Esta traducción no puede ser sino una traición, al menos en parte, en el sentido de que las demandas, a
menudo complejas, provenientes de sujetos colectivos, refieren usualmente a proeblemas sociales y
culturales con muchas implicancias que, inevitablemente, se pierden en esta traducción. Se pierde además
la complejidad del contexto: el lenguaje penal, la lógica penal, construyen una escena antagonista en la que
se confrontan dos únicos actores, los ofensores y las víctimas, ambos, al menos idealmente, despojado de
cualquier otra connotación. En particular, se los despoja del sexo/género al que pertenecen: todos,
idealmente, pueden ser ofensores, todos, idealmente, pueden ser víctimas. En lo que respecta a los
ofensores, a ellos les queda sólo la capacidad de tener intenciones y entenderlas, mientras que las víctimas
son definidas como tales precisamente en razón de haber sufrido una lesión a sus derechos o bienes, lesión
que puede ser, y a menudo es, construida como si fuese algo puntual y singular. Doy el ejemplo de la
violencia sexual en Italia: la campaña de buena parte del movimiento feminista para una nueva ley, más
severa, ha tenido como resultado, en algún sentido inevitable, la desaparición de la connotación sexual y
sexuada de este fenómeno. La víctima de la violencia sexual puede ser cualquiera, y en particular en el
caso italiano, las víctimas son ubicadas junto a los menores y a quienes no tienen la capacidad de dar el
consentimiento a la relación sexual. Lo mismo para los ofensores: no son calificados, obviamente, como
varones, y se pierde además la complejidad y la ambivalencia de las relaciones sexuales.
Al dirigirse al derecho penal, especialmente en lo que se refiere a cuestiones y problemas vinculados con la
sexualidad y las relaciones entre los sexos tradicionalmente dejadas a la costumbre, a la tradición, a la
obviedad de lo dado por descontado, las mujeres pretenden evidentemente sustraer estas cuestiones de la
“obviedad”, pero, al mismo tiempo, activan otros dos problemas que pueden tener consecuencias no
deseadas.

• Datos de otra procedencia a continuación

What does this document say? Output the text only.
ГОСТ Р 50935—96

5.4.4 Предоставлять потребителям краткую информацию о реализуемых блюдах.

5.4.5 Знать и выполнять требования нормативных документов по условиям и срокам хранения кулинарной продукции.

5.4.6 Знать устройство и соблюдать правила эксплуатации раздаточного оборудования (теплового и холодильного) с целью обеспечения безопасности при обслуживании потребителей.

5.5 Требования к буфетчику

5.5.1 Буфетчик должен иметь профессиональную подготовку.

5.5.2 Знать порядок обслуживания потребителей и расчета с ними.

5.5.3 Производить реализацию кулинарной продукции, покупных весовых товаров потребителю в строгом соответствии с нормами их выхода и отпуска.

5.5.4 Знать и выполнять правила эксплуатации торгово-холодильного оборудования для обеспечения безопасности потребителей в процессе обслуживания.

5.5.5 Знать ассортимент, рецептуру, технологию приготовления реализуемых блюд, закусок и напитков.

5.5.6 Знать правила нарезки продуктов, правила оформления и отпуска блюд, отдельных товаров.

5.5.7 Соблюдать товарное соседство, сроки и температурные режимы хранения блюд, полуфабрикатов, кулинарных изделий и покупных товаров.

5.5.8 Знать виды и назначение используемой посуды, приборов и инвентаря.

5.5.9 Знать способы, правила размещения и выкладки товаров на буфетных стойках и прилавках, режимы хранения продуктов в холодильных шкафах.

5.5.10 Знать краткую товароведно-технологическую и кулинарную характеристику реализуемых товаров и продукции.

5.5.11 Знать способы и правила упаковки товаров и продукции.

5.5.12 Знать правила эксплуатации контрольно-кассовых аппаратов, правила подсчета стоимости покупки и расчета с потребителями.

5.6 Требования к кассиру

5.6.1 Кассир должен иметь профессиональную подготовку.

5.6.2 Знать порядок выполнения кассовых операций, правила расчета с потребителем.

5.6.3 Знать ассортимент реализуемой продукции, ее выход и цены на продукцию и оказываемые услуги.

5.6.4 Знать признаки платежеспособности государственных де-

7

Por un lado, y esto es particularmente verdadero en lo que respecta a la violencia sexual, a los
acosos en los lugares de trabajo y estudio y a la violencia doméstica, se atribuyen el estatuto de “víctimas” y
junto con ello proclaman su “inocencia” y pasividad. Es sabido, de hecho, cómo en el sentido común
tradicional las víctimas de violencia y acosos sexuales son vistas como cómplices, si no como verdaderas
instigadoras y provocadoras de lo que les pasa. El estatuto de víctima, por el contrario, está connotado por
la propia inocencia. En su sentido más pleno, es víctima quien nada ha hecho para “merecerse” el mal que
le fue infringido. Esto es más cierto aún para la violencia doméstica, que en buena parte de la cultura
masculina tradicional no es percibida como tan, sino más bien una modalidad lícita de control de las
esposas e hijas rebeldes a la autoridad masculina.
Sin embargo, la asunción del estatuto de víctima es problemático en dos sentidos: porque, además de
implicar inocencia implica pasividad, y porque, como decía antes, simplifica el contexto y la complejidad de
las relaciones entre los sexos. El mismo protagonismo femenino, si es reducido a la voz en cuanto víctima,
termina por necesitar siempre nuevas demandas de penalización para mantenerse como tal. Cuando esto
no resulta posible, arriesgan su desaparición de la escena pública.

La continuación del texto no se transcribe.